Tuesday’s run took me up Barclay Street, zig zagging to stay as close to Greenmount Avenue without running on Greenmount Avenue as possible. The Guilford neighborhood has effectively walled itself off from it’s neighbors to the east, and I wanted to pay attention to what it felt like jusssst on the west side of the street, and how it might change once I got up past Cold Spring.

Sunday’s run was brutally hard, but Tuesday’s was easier–that’s just how runs are sometimes. I got in my groove as I ran north and then jogged east or west to stay west of Greenmount–not always easy to do. Guilford’s not the same kind of grid as the rest of the city. I passed lush green lawns advertising their recent pesticide applications, some bee-friendly, so many tulips, and houses that feel so out of place with the Baltimore I’m usually in. Mansions everywhere. These people are having such a different stay at home experience than the vast majority of the city.

I stopped for a quick breather 3 miles in to snap this picture of what I now know is the Charlcote House. When your house has a name, you know you’re in a different Baltimore. It’s on the National Register of Historic Places, one of two houses in Maryland designed entirely by John Russell Pope, a renowned architect. I didn’t see that when I snapped this picture; I just saw a mansion on a hill that was walled off not just from its neighbors to the east, but from the rest of the mansions. I was just a couple miles from home, but I was in the suburbs.
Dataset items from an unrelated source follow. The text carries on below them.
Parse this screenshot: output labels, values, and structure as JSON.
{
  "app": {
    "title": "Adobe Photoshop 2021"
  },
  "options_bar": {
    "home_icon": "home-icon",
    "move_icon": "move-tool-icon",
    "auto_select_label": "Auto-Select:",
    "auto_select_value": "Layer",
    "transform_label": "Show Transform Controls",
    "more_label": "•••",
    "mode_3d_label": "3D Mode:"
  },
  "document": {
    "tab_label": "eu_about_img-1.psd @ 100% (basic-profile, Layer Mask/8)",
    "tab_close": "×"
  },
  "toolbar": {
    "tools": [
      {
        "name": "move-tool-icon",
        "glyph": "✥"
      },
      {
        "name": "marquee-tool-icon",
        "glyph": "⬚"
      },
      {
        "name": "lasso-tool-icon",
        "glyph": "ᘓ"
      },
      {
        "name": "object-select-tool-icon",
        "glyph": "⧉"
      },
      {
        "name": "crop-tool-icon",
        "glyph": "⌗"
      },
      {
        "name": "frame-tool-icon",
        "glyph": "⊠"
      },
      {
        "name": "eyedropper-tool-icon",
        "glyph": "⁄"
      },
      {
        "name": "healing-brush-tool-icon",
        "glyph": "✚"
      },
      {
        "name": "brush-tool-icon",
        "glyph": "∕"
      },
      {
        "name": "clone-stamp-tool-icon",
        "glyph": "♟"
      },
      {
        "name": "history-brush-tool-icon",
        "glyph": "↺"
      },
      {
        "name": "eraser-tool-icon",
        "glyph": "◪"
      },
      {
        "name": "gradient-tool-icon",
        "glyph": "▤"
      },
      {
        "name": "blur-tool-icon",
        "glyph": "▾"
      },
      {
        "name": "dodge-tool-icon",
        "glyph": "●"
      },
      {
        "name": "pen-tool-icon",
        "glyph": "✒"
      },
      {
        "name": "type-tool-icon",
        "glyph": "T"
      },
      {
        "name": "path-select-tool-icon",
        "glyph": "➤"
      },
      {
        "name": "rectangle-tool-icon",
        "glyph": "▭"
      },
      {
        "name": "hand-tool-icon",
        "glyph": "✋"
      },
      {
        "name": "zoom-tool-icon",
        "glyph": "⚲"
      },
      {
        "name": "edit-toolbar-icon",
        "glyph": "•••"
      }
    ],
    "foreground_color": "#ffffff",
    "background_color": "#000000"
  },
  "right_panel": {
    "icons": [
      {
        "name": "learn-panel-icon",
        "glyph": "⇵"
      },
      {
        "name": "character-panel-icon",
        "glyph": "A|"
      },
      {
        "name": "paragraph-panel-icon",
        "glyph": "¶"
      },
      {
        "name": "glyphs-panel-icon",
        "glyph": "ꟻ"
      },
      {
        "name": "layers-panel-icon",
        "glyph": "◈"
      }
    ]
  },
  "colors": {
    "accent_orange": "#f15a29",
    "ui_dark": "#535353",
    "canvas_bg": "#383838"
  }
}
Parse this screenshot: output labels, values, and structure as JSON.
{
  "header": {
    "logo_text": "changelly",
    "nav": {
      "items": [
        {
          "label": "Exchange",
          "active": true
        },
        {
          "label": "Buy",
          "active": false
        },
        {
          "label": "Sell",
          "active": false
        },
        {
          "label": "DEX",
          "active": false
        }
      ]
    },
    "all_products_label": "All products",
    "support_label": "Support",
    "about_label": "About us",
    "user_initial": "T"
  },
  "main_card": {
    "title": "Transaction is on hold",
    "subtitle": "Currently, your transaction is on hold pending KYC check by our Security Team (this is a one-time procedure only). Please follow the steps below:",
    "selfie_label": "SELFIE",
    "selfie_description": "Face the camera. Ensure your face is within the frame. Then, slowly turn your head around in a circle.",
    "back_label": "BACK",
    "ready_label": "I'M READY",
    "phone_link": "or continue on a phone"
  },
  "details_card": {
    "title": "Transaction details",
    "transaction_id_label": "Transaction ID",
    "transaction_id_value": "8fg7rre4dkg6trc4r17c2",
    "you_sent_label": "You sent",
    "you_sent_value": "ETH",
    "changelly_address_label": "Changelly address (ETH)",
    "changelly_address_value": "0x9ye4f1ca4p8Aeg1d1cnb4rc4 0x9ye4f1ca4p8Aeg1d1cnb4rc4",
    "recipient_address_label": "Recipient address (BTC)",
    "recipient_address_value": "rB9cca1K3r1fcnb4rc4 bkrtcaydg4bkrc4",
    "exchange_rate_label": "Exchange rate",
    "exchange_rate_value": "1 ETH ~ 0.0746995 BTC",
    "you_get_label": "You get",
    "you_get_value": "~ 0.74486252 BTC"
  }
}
The house was built for a guy named James Swan Frick. The third floor is all rooms for servants, a dividing line down the middle to separate white and Black workers. The house was built in 1914-1915, the legacies of slavery given way to the legacies of Jim Crow, the legacies of racism shaping the present and it’s own legacies for the future as premature death hits Black people so much harder than white people, again and again and again.

And then I ran down Greenway and out of this neighborhood. Once I got to Sherwood Gardens there were so many runners and dog walkers that I basically had to take the middle of the street to keep my distance. So much space up there, so little room. I finished my four miles, walked the rest of the way home, sat on the porch, and said my hellos to the neighbors. A porch is such a luxury all the time, and especially right now.